Verizon said Thursday the massive breach affecting 500 million Yahoo customers could have a "material" effect on the $4.8 billion deal to acquire key assets of the Internet group.
The comments from Verizon general counsel Craig Silliman suggest the US telecom giant could seek to reduce the purchase price or walk away from the deal.
"I think we have a reasonable basis to believe right now that the impact is material and we're looking to Yahoo to demonstrate to us the full impact." Silliman told a group of reporters.
"If they believe that it's not then they'll need to show us that."
The use of the term "material" by Verizon would suggest a substantive change in the value of Yahoo that was not previously known, which could allow the telecom group to lower its offer or scrap the deal.
Yahoo last month announced the hack in late 2014 affecting some 500 million users worldwide, a fresh blow to the faded internet star. It said the attack was likely "state sponsored," although some analysts questioned the source.
Responding to the Verizon comments, a Yahoo spokesman said in an emailed statement: "We are confident in Yahoo's value and we continue to work towards integration with Verizon."
Yahoo agreed in July to sell its core assets to Verizon for $4.8 billion, ending a 20-year run as an independent company for the internet pioneer.
The deal would separate the Yahoo internet assets from its more valuable stake in Chinese online giant Alibaba.
Yahoo has made several attempts to refocus after falling behind Google and Facebook in key segments of online advertising.
Yahoo denies surveillance claims amid privacy outcry
Yahoo on Wednesday rejected allegations of mass email surveillance amid an outcry from privacy activists over a report that it created a special scanning program at the behest of US intelligence.
The report, which said the US internet giant secretly scanned hundreds of millions of email accounts to help American intelligence, was "misleading," Yahoo said.
"We narrowly interpret every government request for user data to minimize disclosure," the company said in a statement to AFP. "The mail scanning described in the article does not exist on our systems."
A report Tuesday by Reuters news agency, citing former employees of the internet firm as sources, said Yahoo had built a custom program in 2015 which scanned all its emails to help the National Security Agency (NSA) and the FBI.
People took to twitter to express their opinions on the matter by even giving tips on how to permanently delete your e-mail account.
Yahoo to it's customers, remember to change your password so only we can hack your account.
— Norm Clark (@Normsmusic) October 5, 2016
— HackRead (@HackRead) October 10, 2016
So as you close your account, also note that in 2014 more than 500-million Yahoo accounts were compromised in a widespread hack.
— * (@wiselar) October 5, 2016
The New York Times reported Wednesday that Yahoo had been ordered by a federal judge to search its emails for a digital "signature" in an investigation seeking information about a state-sponsored entity linked to attacks.
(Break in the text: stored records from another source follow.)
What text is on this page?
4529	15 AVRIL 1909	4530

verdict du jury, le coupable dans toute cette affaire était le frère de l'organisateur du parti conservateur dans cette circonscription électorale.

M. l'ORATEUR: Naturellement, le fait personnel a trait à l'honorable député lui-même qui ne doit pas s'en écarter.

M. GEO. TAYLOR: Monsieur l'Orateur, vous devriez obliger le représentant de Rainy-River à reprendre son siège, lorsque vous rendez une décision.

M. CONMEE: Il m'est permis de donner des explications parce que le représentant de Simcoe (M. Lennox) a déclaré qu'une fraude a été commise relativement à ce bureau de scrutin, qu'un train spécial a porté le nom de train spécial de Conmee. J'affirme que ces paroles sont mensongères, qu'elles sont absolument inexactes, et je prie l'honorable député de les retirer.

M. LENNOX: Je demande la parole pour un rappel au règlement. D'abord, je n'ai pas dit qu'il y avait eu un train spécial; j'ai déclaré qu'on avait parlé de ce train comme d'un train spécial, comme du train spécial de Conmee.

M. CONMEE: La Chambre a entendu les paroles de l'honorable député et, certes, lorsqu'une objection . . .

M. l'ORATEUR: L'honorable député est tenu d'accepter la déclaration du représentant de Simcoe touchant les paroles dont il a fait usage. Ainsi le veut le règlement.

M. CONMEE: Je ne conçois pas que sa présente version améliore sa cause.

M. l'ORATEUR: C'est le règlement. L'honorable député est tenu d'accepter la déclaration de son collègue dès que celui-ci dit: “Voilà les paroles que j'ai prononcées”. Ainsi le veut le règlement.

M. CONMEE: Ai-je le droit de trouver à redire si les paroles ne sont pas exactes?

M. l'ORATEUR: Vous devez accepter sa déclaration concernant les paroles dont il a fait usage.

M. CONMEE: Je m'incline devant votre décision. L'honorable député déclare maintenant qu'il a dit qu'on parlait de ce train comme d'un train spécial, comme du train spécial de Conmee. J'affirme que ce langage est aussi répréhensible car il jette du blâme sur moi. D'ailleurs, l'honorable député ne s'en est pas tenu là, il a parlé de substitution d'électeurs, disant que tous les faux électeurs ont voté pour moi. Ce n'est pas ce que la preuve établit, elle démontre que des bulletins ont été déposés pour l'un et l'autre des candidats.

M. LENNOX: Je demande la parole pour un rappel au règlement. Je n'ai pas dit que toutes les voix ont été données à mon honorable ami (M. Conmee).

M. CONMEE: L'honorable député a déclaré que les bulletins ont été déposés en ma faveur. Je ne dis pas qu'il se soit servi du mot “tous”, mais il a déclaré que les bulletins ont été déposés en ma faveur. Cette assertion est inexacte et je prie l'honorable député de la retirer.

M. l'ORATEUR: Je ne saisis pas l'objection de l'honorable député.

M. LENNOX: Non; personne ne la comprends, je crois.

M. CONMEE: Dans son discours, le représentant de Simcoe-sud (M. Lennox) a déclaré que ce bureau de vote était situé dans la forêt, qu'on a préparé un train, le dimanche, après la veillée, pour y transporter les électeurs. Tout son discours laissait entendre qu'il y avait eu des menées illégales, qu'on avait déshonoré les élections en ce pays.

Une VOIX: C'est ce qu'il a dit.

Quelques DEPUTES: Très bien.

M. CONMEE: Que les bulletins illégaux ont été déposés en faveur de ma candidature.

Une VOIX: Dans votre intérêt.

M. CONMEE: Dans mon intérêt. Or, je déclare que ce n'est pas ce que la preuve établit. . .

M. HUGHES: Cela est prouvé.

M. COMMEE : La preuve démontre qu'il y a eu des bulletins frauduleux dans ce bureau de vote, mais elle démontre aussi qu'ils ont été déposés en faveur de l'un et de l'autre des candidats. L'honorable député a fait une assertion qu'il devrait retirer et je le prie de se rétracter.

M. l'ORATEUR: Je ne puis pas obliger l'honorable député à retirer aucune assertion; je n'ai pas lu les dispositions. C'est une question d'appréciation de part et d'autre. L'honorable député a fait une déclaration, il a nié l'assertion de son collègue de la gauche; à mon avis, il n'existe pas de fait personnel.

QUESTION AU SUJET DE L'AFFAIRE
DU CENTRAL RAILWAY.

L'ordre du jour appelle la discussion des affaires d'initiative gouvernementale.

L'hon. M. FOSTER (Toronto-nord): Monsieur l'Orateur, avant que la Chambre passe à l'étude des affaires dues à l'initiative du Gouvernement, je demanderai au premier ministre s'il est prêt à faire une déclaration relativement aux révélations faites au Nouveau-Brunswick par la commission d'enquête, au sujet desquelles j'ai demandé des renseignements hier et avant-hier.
The Times, quoting an unnamed government official, said that in order to comply with the Foreign Intelligence Surveillance Court order, Yahoo had needed to modify its software which scans for spam and child pornography.
According to the Times' report, the government request was unusual because it required Yahoo to systematically scan all of its users' emails -- rather than hand over data from specific users.
The Office of the Director of National Intelligence, which oversees the NSA, did not respond directly to the claims but said in a statement it does not comment on "specific techniques" to gather intelligence.
The statement echoed earlier remarks from intelligence officials, saying: "The United States only uses signals intelligence for national security purposes, and not for the purpose of indiscriminately reviewing the emails or phone calls of ordinary people."